There's a crack in the pay cap – but no signs of looser Treasury purse-strings

Green-lighting pay rises without increasing budgets is not an end to austerity, says Civil Service World editor 

Civil Service World has been reporting on the challenges created by pay restraint for many years. Credit: Yui Mok/PA?

By Suzannah.Brecknell

12 Sep 2017

Ending the public sector pay cap has become totemic of a wider campaign to reverse the government’s seven year policy of austerity. It’s probably the aspect of deficit reduction that has affected the largest group of people – some five million workers across the public sector have seen their take-home pay wither since 2010. The PCS union last month suggested that civil servants have been among the worst affected, with average pay falling by up to £3,500 in real terms from 2010 to 2016. Prospect, the trade union representing civil service specialists including engineers and scientists, says the take home pay for its public sector members has dropped by more than 15% since 2010.

CSW has been reporting on the personal and organisational challenges created by pay restraint for many years. So, we welcome the first concrete signs of a crack in the cap.

Today’s reports of pay rises for police and prison officers follow briefings from “senior Whitehall sources” to The Sun which suggested public sector pay review bodies will be given the green light to recommend rises for other groups such as nurses and senior civil servants, to be phased in over a few years.

If the briefings prove to be true – and so far we have a mixed picture, with the police and prison officers given a below-inflation rise rather than one in-line with inflation as the source suggested – it would be good news for many civil servants, who have found themselves working increasingly long hours and delivering against an historic set of challenges for, in many cases, less money. 

However, only the top grades of the civil service are covered by such a review – without an accompanying look at pay in general, there will continue to be recruitment problems in many key areas, with basic pay in some specialisms remaining well below that of equivalent private sector posts.

Then there is the question of whether the loosening of pay rules is accompanied by any slackening of the Treasury’s purse-strings.

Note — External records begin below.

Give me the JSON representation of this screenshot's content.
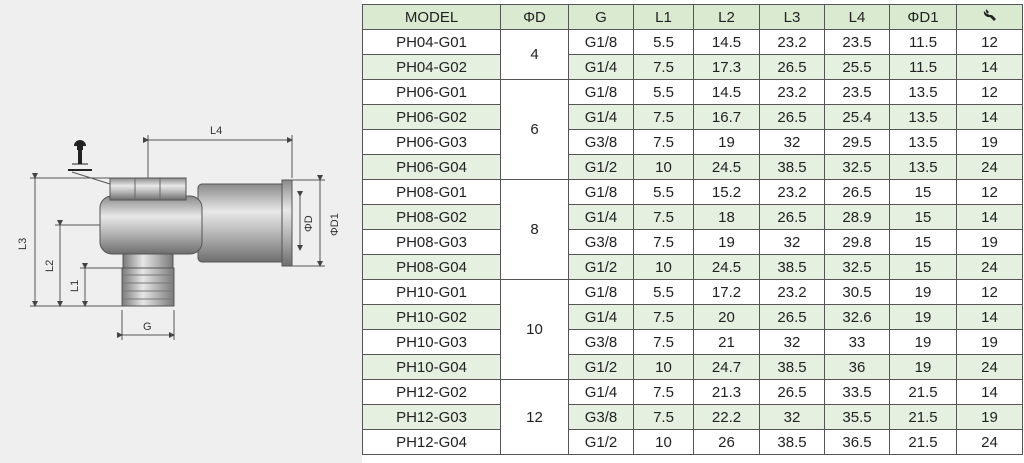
{
  "drawing": {
    "dimension_labels": {
      "L4": "L4",
      "L3": "L3",
      "L2": "L2",
      "L1": "L1",
      "G": "G",
      "PhiD": "ΦD",
      "PhiD1": "ΦD1"
    },
    "wrench_icon": "wrench-icon"
  },
  "table": {
    "headers": [
      "MODEL",
      "ΦD",
      "G",
      "L1",
      "L2",
      "L3",
      "L4",
      "ΦD1"
    ],
    "last_header_icon": "wrench-icon",
    "header_color": "#d9ead0",
    "shade_color": "#e6f0e0",
    "rows": [
      {
        "model": "PH04-G01",
        "phid": "4",
        "g": "G1/8",
        "l1": "5.5",
        "l2": "14.5",
        "l3": "23.2",
        "l4": "23.5",
        "phid1": "11.5",
        "wrench": "12"
      },
      {
        "model": "PH04-G02",
        "g": "G1/4",
        "l1": "7.5",
        "l2": "17.3",
        "l3": "26.5",
        "l4": "25.5",
        "phid1": "11.5",
        "wrench": "14"
      },
      {
        "model": "PH06-G01",
        "phid": "6",
        "g": "G1/8",
        "l1": "5.5",
        "l2": "14.5",
        "l3": "23.2",
        "l4": "23.5",
        "phid1": "13.5",
        "wrench": "12"
      },
      {
        "model": "PH06-G02",
        "g": "G1/4",
        "l1": "7.5",
        "l2": "16.7",
        "l3": "26.5",
        "l4": "25.4",
        "phid1": "13.5",
        "wrench": "14"
      },
      {
        "model": "PH06-G03",
        "g": "G3/8",
        "l1": "7.5",
        "l2": "19",
        "l3": "32",
        "l4": "29.5",
        "phid1": "13.5",
        "wrench": "19"
      },
      {
        "model": "PH06-G04",
        "g": "G1/2",
        "l1": "10",
        "l2": "24.5",
        "l3": "38.5",
        "l4": "32.5",
        "phid1": "13.5",
        "wrench": "24"
      },
      {
        "model": "PH08-G01",
        "phid": "8",
        "g": "G1/8",
        "l1": "5.5",
        "l2": "15.2",
        "l3": "23.2",
        "l4": "26.5",
        "phid1": "15",
        "wrench": "12"
      },
      {
        "model": "PH08-G02",
        "g": "G1/4",
        "l1": "7.5",
        "l2": "18",
        "l3": "26.5",
        "l4": "28.9",
        "phid1": "15",
        "wrench": "14"
      },
      {
        "model": "PH08-G03",
        "g": "G3/8",
        "l1": "7.5",
        "l2": "19",
        "l3": "32",
        "l4": "29.8",
        "phid1": "15",
        "wrench": "19"
      },
      {
        "model": "PH08-G04",
        "g": "G1/2",
        "l1": "10",
        "l2": "24.5",
        "l3": "38.5",
        "l4": "32.5",
        "phid1": "15",
        "wrench": "24"
      },
      {
        "model": "PH10-G01",
        "phid": "10",
        "g": "G1/8",
        "l1": "5.5",
        "l2": "17.2",
        "l3": "23.2",
        "l4": "30.5",
        "phid1": "19",
        "wrench": "12"
      },
      {
        "model": "PH10-G02",
        "g": "G1/4",
        "l1": "7.5",
        "l2": "20",
        "l3": "26.5",
        "l4": "32.6",
        "phid1": "19",
        "wrench": "14"
      },
      {
        "model": "PH10-G03",
        "g": "G3/8",
        "l1": "7.5",
        "l2": "21",
        "l3": "32",
        "l4": "33",
        "phid1": "19",
        "wrench": "19"
      },
      {
        "model": "PH10-G04",
        "g": "G1/2",
        "l1": "10",
        "l2": "24.7",
        "l3": "38.5",
        "l4": "36",
        "phid1": "19",
        "wrench": "24"
      },
      {
        "model": "PH12-G02",
        "phid": "12",
        "g": "G1/4",
        "l1": "7.5",
        "l2": "21.3",
        "l3": "26.5",
        "l4": "33.5",
        "phid1": "21.5",
        "wrench": "14"
      },
      {
        "model": "PH12-G03",
        "g": "G3/8",
        "l1": "7.5",
        "l2": "22.2",
        "l3": "32",
        "l4": "35.5",
        "phid1": "21.5",
        "wrench": "19"
      },
      {
        "model": "PH12-G04",
        "g": "G1/2",
        "l1": "10",
        "l2": "26",
        "l3": "38.5",
        "l4": "36.5",
        "phid1": "21.5",
        "wrench": "24"
      }
    ],
    "phid_groups": [
      {
        "start": 0,
        "span": 2
      },
      {
        "start": 2,
        "span": 4
      },
      {
        "start": 6,
        "span": 4
      },
      {
        "start": 10,
        "span": 4
      },
      {
        "start": 14,
        "span": 3
      }
    ]
  }
}
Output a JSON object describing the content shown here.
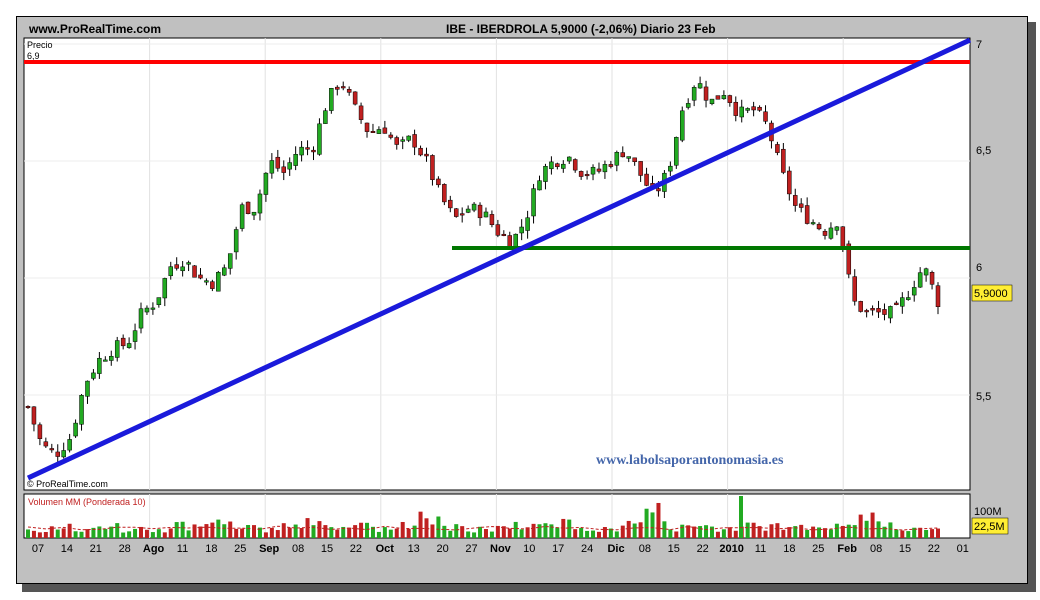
{
  "header": {
    "site": "www.ProRealTime.com",
    "title": "IBE - IBERDROLA    5,9000 (-2,06%)    Diario  23 Feb"
  },
  "price_panel": {
    "label": "Precio",
    "level_label": "6,9",
    "copyright": "© ProRealTime.com",
    "watermark": "www.labolsaporantonomasia.es",
    "last_price_badge": "5,9000",
    "y_tick_labels": [
      "7",
      "6,5",
      "6",
      "5,5"
    ]
  },
  "volume_panel": {
    "label": "Volumen MM (Ponderada 10)",
    "y_tick_label": "100M",
    "last_volume_badge": "22,5M"
  },
  "x_tick_labels": [
    "07",
    "14",
    "21",
    "28",
    "Ago",
    "11",
    "18",
    "25",
    "Sep",
    "08",
    "15",
    "22",
    "Oct",
    "13",
    "20",
    "27",
    "Nov",
    "10",
    "17",
    "24",
    "Dic",
    "08",
    "15",
    "22",
    "2010",
    "11",
    "18",
    "25",
    "Feb",
    "08",
    "15",
    "22",
    "01"
  ],
  "colors": {
    "up_candle": "#22aa22",
    "down_candle": "#c02020",
    "resistance_line": "#ff0000",
    "support_line": "#007700",
    "trend_line": "#1a1adb",
    "badge_bg": "#ffee33",
    "watermark": "#4466aa"
  },
  "chart_data": {
    "type": "candlestick",
    "title": "IBE - IBERDROLA 5,9000 (-2,06%) Diario 23 Feb",
    "ylabel": "Precio",
    "ylim": [
      5.1,
      7.1
    ],
    "y_ticks": [
      5.5,
      6.0,
      6.5,
      7.0
    ],
    "period_start": "Jul 07",
    "period_end": "Feb 23",
    "close_sample": [
      5.45,
      5.28,
      5.25,
      5.32,
      5.55,
      5.65,
      5.7,
      5.72,
      5.85,
      5.9,
      6.05,
      6.08,
      6.0,
      5.98,
      6.05,
      6.3,
      6.3,
      6.5,
      6.45,
      6.55,
      6.55,
      6.75,
      6.85,
      6.72,
      6.62,
      6.65,
      6.55,
      6.6,
      6.5,
      6.35,
      6.25,
      6.3,
      6.28,
      6.2,
      6.15,
      6.25,
      6.45,
      6.5,
      6.52,
      6.45,
      6.45,
      6.5,
      6.55,
      6.45,
      6.35,
      6.45,
      6.72,
      6.85,
      6.75,
      6.8,
      6.7,
      6.72,
      6.65,
      6.45,
      6.3,
      6.25,
      6.2,
      6.25,
      5.9,
      5.85,
      5.85,
      5.85,
      5.95,
      6.05,
      5.9
    ],
    "volume_sample": [
      30,
      40,
      35,
      45,
      30,
      25,
      50,
      40,
      55,
      35,
      30,
      45,
      60,
      50,
      40,
      35,
      45,
      70,
      40,
      30,
      35,
      45,
      40,
      50,
      35,
      40,
      45,
      100,
      40,
      35,
      30,
      45,
      40,
      35,
      30,
      40,
      70,
      45,
      35,
      40
    ],
    "annotations": {
      "resistance": 6.9,
      "support": 6.08,
      "trendline": {
        "from": [
          "Jul 07",
          5.15
        ],
        "to": [
          "Feb 23",
          7.0
        ]
      }
    },
    "volume": {
      "label": "Volumen MM (Ponderada 10)",
      "tick": "100M",
      "last": "22,5M"
    }
  }
}
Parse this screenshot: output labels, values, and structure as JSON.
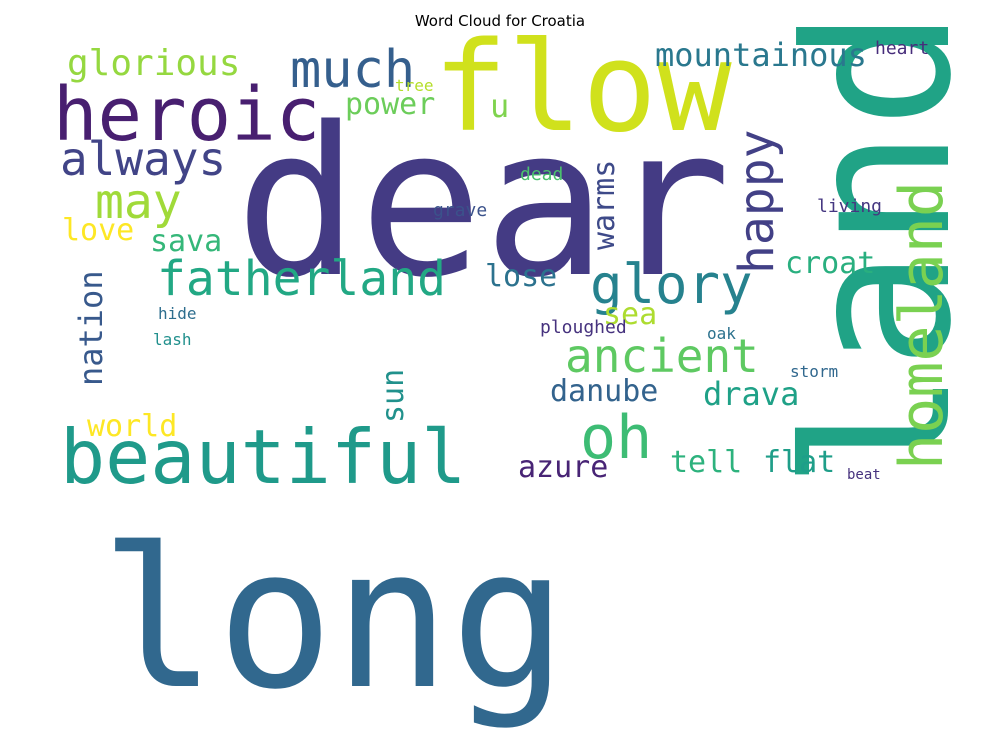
{
  "title": "Word Cloud for Croatia",
  "colors": {
    "background": "#ffffff",
    "palette": "viridis"
  },
  "words": [
    {
      "text": "dear",
      "color": "#443b84"
    },
    {
      "text": "long",
      "color": "#31688e"
    },
    {
      "text": "land",
      "color": "#20a386"
    },
    {
      "text": "flow",
      "color": "#d0e11c"
    },
    {
      "text": "heroic",
      "color": "#481f70"
    },
    {
      "text": "beautiful",
      "color": "#1f9a8a"
    },
    {
      "text": "homeland",
      "color": "#7ad151"
    },
    {
      "text": "much",
      "color": "#355f8d"
    },
    {
      "text": "always",
      "color": "#414487"
    },
    {
      "text": "fatherland",
      "color": "#22a884"
    },
    {
      "text": "glory",
      "color": "#26828e"
    },
    {
      "text": "ancient",
      "color": "#5ec962"
    },
    {
      "text": "oh",
      "color": "#3dbc74"
    },
    {
      "text": "may",
      "color": "#a0da39"
    },
    {
      "text": "happy",
      "color": "#424086"
    },
    {
      "text": "glorious",
      "color": "#95d840"
    },
    {
      "text": "mountainous",
      "color": "#2a788e"
    },
    {
      "text": "power",
      "color": "#6ccd5a"
    },
    {
      "text": "u",
      "color": "#7fd34e"
    },
    {
      "text": "warms",
      "color": "#3e4a89"
    },
    {
      "text": "love",
      "color": "#fde725"
    },
    {
      "text": "sava",
      "color": "#35b779"
    },
    {
      "text": "croat",
      "color": "#29af7f"
    },
    {
      "text": "lose",
      "color": "#2c728e"
    },
    {
      "text": "sea",
      "color": "#addc30"
    },
    {
      "text": "nation",
      "color": "#38598c"
    },
    {
      "text": "danube",
      "color": "#33638d"
    },
    {
      "text": "drava",
      "color": "#1fa187"
    },
    {
      "text": "sun",
      "color": "#21918c"
    },
    {
      "text": "world",
      "color": "#fde725"
    },
    {
      "text": "azure",
      "color": "#482475"
    },
    {
      "text": "tell",
      "color": "#2db27d"
    },
    {
      "text": "flat",
      "color": "#1f9e89"
    },
    {
      "text": "heart",
      "color": "#472d7b"
    },
    {
      "text": "tree",
      "color": "#b5de2b"
    },
    {
      "text": "dead",
      "color": "#4ac16d"
    },
    {
      "text": "grave",
      "color": "#3b528b"
    },
    {
      "text": "living",
      "color": "#453781"
    },
    {
      "text": "hide",
      "color": "#2e6e8e"
    },
    {
      "text": "lash",
      "color": "#21908d"
    },
    {
      "text": "ploughed",
      "color": "#46327e"
    },
    {
      "text": "oak",
      "color": "#2c728e"
    },
    {
      "text": "storm",
      "color": "#31688e"
    },
    {
      "text": "beat",
      "color": "#46327e"
    }
  ]
}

Will there be an increase in departmental budgets – or at least a slowing of their planned reduction? The signs do not look good: the Home Office has said that police forces must fund the pay rises for their offices from within existing budgets.

If other pay rises follow this model then departments will be asked to make operational efficiencies to fund the pay boost. But earlier this year, the Institute for Government sounded the alarm on previous attempts to save money through reforms. Its first Performance Tracker, evaluating a number of public services, found many services were under strain and attributed this not to public spending cuts in themselves, but to a failure to make sustainable, long-term efficiencies.

Writing in CSW as the report was published, IfG researcher Emily Andrews noted that wage controls had been one example of short-term “belt tightening measures” put in place after the 2010 spending review at the expense of undertaking more “politically and organisationally challenging reforms” such as managing demand, properly integrating services or making better use of IT.

In the Autumn Budget, we will get a clearer sense of whether government is taking a new approach to meeting its fiscal goals. CSW has long argued for a fresh look pay across government. But to scrap the cap without a wider reconsideration of how staff are rewarded, services are funded, and meaningful, long-term reforms are achieved could soon undermine any goodwill that comes the government's way.